Footsteps approach and I don’t have the energy to feign unconsciousness. I feel a thumb press my eyelids open and then a penlight shines into my eyes as a man with a tight beard frowns in my face. If I weren’t so drained, if I could even lift my right hand from my side, I might try to wrestle that penlight from his hand and bury it into the side of his neck until his throat lit up like a fucking runway, but I can’t seem to muster the strength.

“Can you talk?” he asks after he checks my pulse.

I shake my head, or at least I think I shake my head, and his frown grows more pronounced.

He turns to another man standing over his shoulder, a man I didn’t realize was in the room. “It’s not good.”

“Chances?”

“Fifty-fifty.”

The other man bullies past the first and lowers himself inches from my nose. After a moment’s inspection, he says, “I’d take that bet,” then spins and exits my field of vision, if not the room.

I’ve never seen either man in my life.

I tried to change but I couldn’t. Ping. I thought I’d evolved but I hadn’t. Ping. I thought I could protect her but I couldn’t. Ping. I thought I could end this but I didn’t. Ping.
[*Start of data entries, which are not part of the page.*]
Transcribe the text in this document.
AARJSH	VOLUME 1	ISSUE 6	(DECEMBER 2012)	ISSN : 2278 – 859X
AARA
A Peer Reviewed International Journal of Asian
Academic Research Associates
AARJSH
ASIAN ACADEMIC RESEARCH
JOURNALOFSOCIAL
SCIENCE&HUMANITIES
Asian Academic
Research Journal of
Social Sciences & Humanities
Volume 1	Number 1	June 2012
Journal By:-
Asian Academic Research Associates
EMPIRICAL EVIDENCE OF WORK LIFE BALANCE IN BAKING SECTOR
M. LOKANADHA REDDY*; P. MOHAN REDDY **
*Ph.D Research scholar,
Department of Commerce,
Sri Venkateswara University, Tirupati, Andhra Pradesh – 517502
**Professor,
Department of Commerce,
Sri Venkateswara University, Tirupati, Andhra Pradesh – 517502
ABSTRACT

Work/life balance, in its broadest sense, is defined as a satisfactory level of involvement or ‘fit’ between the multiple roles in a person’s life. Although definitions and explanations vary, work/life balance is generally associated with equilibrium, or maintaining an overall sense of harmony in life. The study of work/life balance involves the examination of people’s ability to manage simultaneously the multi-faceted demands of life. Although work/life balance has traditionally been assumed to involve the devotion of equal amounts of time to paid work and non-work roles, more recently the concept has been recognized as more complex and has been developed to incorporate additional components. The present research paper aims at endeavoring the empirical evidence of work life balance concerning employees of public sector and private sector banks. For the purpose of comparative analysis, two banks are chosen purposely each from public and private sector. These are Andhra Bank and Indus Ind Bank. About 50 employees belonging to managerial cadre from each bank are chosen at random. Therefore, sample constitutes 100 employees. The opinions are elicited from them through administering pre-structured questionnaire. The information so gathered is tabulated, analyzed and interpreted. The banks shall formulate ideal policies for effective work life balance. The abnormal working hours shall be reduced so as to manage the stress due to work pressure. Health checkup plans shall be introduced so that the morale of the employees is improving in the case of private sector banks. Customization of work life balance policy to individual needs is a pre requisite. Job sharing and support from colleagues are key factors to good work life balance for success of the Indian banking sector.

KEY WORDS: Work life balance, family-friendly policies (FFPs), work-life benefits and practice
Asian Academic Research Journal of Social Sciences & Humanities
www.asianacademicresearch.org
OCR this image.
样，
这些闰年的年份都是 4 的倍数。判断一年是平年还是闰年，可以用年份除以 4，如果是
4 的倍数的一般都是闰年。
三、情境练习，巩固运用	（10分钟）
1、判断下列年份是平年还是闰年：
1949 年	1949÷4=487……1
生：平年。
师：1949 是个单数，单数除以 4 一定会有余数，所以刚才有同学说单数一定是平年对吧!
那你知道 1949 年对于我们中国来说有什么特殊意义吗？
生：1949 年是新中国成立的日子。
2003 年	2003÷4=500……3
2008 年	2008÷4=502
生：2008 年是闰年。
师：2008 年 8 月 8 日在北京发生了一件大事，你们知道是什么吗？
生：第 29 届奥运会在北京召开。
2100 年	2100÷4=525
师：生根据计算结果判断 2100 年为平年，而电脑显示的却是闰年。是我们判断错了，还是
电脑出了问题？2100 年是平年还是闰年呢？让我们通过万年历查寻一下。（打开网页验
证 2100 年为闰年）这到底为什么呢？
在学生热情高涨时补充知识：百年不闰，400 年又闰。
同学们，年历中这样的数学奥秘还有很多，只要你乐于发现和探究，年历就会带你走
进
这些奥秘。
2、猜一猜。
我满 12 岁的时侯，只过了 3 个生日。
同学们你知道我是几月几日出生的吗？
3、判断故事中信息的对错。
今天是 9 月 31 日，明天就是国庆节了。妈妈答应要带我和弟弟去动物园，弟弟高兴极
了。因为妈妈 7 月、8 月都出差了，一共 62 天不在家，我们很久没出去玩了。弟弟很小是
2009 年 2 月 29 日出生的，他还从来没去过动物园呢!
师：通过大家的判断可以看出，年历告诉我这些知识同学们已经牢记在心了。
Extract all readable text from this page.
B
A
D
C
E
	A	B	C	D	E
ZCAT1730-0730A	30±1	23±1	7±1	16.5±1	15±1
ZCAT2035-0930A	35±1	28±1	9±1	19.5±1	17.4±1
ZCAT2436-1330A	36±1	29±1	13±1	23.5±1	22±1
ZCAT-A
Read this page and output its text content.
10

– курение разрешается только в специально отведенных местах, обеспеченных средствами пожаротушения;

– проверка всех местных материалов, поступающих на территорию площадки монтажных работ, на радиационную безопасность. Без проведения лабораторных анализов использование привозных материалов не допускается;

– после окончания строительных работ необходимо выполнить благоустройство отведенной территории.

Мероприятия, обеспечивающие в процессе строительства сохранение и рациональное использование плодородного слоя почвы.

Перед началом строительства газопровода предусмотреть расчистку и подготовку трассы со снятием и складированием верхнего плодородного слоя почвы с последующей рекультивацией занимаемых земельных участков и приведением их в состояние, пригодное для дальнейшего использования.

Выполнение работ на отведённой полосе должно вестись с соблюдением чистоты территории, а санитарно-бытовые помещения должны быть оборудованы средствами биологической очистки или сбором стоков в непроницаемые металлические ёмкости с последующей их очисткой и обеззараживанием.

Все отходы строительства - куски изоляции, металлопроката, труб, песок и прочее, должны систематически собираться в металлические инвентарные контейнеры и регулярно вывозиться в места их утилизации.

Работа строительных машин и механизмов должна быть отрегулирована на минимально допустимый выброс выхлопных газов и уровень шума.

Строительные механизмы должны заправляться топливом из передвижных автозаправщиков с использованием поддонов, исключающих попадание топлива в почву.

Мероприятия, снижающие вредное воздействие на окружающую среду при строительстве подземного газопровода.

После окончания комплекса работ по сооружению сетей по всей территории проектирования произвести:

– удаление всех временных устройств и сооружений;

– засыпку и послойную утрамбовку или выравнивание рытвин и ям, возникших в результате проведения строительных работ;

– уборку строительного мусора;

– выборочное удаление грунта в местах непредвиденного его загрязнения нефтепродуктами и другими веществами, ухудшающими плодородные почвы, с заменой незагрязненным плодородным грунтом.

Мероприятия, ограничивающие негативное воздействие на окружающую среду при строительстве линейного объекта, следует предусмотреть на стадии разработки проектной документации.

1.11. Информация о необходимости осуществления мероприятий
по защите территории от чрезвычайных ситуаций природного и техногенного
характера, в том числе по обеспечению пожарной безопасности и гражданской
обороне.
With each ping, my pulse seems louder, steadier. I can feel it in my throat, the ends of my fingers, my earlobes. I’ve never defaulted on a job, not one, and the only times I’ve failed to make a kill were by my own volition. This isn’t a job, but the path was the same. Someone put my name on paper and I killed him for it. Someone else hired him to do it, “dark men” he called them, and I’m going to kill them all. Every last one of them. If they hurt Risina, if they touched her, they’re all going to die.

My fingertips. Ping.

I can feel the pulse there, yes, and now that I concentrate, I can flex the fingers. They don’t do more than twitch, but they
do
twitch. It’s not much but it’s something. Maybe Spilatro’s bullet didn’t cause as much damage as I presumed, maybe I’m not paralyzed, maybe I’m not going to die.

I owe. I owe . . .

I know that focusing on a goal can increase your chances at recovery, that pledging to see one last relative, one last birthday, one last wedding, one last reunion can help the dying live for days, weeks, months longer than a doctor or surgeon thought possible.

Whatever they did to her, are doing to her, that’s what I have to use to sustain me, to heal me. Hatred I can let grow inside me to replace the pain. Ping. Hatred I can let flow inside me as warm as medicine. Ping. I’m going to kill these motherfuckers, these dark men, and I’m not going to die before I get the chance to bury them.